Asıl mesele şu: Neden?
Bu suskunluğun arkasında derin psikolojik, sosyolojik ve hatta tarihsel bir bağlam var. İnsan, doğası gereği güvenli bölgede kalmak ister.
Kazanılmış bir konum, statü veya güç, kişi için sadece bir iş ya da unvan değildir; aynı zamanda bir kimliktir. Bu kimliği kaybetme korkusu bireyi pasif hale getirir. Kimi zaman bu korku, “kraldan çok kralcı” bir tutumla adaletsizliği görmezden gelmenin ötesinde, bizzat onun savunucusu olmaya da dönüşebilir.

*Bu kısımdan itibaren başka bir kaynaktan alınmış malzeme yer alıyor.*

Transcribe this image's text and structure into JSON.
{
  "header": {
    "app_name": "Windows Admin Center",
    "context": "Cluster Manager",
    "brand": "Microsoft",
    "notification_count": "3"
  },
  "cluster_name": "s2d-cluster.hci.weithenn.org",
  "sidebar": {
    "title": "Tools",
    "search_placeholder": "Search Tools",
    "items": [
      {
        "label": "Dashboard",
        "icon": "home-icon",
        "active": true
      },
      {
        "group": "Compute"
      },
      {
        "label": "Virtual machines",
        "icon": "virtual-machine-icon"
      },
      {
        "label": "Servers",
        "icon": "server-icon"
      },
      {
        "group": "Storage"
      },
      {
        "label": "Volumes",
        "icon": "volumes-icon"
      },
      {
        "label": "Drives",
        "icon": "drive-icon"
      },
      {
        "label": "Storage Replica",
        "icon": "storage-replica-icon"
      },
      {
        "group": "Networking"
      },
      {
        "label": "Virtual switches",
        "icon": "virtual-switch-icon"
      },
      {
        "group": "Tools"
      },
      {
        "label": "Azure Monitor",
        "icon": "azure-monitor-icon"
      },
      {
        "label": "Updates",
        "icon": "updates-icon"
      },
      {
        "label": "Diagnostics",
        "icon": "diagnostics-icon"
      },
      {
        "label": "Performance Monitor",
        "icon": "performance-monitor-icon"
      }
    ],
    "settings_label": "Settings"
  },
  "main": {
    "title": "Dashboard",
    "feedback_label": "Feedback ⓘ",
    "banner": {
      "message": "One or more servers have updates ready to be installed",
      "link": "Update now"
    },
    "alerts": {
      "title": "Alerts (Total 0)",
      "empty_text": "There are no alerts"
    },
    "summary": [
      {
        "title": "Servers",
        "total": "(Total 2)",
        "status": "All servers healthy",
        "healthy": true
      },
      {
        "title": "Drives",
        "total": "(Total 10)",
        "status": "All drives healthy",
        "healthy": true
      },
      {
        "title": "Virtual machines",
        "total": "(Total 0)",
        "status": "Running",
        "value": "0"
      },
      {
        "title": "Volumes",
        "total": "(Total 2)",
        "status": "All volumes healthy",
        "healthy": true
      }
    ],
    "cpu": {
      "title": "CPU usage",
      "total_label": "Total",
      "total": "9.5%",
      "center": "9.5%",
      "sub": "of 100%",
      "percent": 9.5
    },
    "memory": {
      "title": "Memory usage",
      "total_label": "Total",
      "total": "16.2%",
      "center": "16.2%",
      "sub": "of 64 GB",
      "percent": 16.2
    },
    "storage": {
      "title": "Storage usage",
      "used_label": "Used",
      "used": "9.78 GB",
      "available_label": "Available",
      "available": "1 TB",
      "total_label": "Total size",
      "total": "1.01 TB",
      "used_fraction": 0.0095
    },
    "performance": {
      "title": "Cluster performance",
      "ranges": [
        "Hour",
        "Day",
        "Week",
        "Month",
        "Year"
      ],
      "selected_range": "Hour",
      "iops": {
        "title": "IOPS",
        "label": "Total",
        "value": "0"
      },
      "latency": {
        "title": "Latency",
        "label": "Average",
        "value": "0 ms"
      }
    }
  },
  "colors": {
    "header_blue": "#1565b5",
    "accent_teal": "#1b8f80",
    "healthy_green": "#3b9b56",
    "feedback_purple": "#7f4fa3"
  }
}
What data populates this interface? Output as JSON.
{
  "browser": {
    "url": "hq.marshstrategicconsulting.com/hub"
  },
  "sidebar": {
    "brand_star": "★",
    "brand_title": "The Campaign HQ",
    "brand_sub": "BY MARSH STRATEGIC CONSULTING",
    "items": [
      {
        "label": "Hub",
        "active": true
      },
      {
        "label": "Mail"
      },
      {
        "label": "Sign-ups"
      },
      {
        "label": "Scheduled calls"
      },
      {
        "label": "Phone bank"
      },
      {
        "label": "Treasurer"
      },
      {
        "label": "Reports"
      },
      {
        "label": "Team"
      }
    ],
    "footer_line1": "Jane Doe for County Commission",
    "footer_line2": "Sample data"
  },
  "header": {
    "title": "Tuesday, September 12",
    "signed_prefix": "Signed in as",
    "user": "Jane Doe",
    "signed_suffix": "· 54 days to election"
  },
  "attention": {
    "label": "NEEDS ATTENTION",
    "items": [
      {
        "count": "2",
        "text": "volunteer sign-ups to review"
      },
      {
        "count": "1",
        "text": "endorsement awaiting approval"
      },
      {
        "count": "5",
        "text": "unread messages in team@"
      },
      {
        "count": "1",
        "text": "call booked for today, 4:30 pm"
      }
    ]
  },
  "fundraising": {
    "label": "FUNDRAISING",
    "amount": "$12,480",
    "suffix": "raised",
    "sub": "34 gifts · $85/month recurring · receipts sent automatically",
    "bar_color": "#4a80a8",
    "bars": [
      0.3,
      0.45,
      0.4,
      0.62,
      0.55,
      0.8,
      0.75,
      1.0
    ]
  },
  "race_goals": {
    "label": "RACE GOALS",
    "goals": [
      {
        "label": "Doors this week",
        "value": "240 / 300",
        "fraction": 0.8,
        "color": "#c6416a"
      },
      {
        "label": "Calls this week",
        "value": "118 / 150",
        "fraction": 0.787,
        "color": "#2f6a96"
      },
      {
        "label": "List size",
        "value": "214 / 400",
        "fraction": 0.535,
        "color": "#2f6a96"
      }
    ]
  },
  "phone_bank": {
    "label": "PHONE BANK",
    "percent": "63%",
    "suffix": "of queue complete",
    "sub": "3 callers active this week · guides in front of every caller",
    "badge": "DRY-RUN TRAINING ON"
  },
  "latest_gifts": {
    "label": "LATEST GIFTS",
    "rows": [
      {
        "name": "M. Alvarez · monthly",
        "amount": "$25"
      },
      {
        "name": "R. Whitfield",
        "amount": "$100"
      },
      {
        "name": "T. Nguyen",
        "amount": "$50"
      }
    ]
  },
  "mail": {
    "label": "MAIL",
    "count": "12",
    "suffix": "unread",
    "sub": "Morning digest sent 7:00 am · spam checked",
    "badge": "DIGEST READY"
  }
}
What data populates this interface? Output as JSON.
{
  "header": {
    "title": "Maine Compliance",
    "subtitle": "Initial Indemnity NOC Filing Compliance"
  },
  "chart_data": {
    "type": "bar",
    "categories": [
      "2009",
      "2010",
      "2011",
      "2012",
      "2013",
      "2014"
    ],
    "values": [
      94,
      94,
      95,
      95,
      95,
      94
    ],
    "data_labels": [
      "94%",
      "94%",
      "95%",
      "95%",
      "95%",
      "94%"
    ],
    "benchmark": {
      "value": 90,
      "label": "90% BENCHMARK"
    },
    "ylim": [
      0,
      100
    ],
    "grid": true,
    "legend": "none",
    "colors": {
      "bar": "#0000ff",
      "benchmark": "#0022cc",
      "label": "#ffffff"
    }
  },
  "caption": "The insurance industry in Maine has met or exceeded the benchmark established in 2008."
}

Makam sahipleri genellikle “Ben konuşursam ne değişecek?” veya “Benim sesimi kim duyar?” gibi bahanelerle sessizliklerini haklı çıkarmaya çalışır. Ancak asıl gerçek şudur: Suskunluk, sadece haksızlığın devam etmesine neden olmaz, aynı zamanda zalimin ekmeğine yağ sürer.
Tarih boyunca büyük değişimler, hep cesur seslerin yükselmesiyle gerçekleşmiştir. Bir makamın, bir koltuğun ya da statünün ömrü sınırlıdır; ancak onurlu bir duruşun, adaleti savunmanın mirası kalıcıdır.
Bir kurumun veya bir sistemin çürümemesi için en önemli şey, içeriden gelen cesur seslerdir.
Fakat ne yazık ki birçok kişi, koltuğu kaybetmektense vicdanını kaybetmeyi tercih eder. Makam sahipleri, bulundukları konumun onları güçlü kıldığı yanılgısına düşer. Oysa gerçek güç, haksızlık karşısında sessiz kalmamakta yatar.
Güç sahipleri şunu unutmamalıdır:
Bir gün o koltuktan kalktıklarında geriye bıraktıkları sadece yaptıkları ve yapmadıkları olacaktır. Adalet için susanların mirası, ancak bir korkaklar silsilesi yaratır. Ancak haksızlığa karşı duranlar, gerçek anlamda iz bırakır.
Bugünün suskunları, yarının pişmanları olmamak için cesareti seçmeli.
Çünkü tarih, adaletsizlik karşısında susanları değil, ona karşı duranları yazar.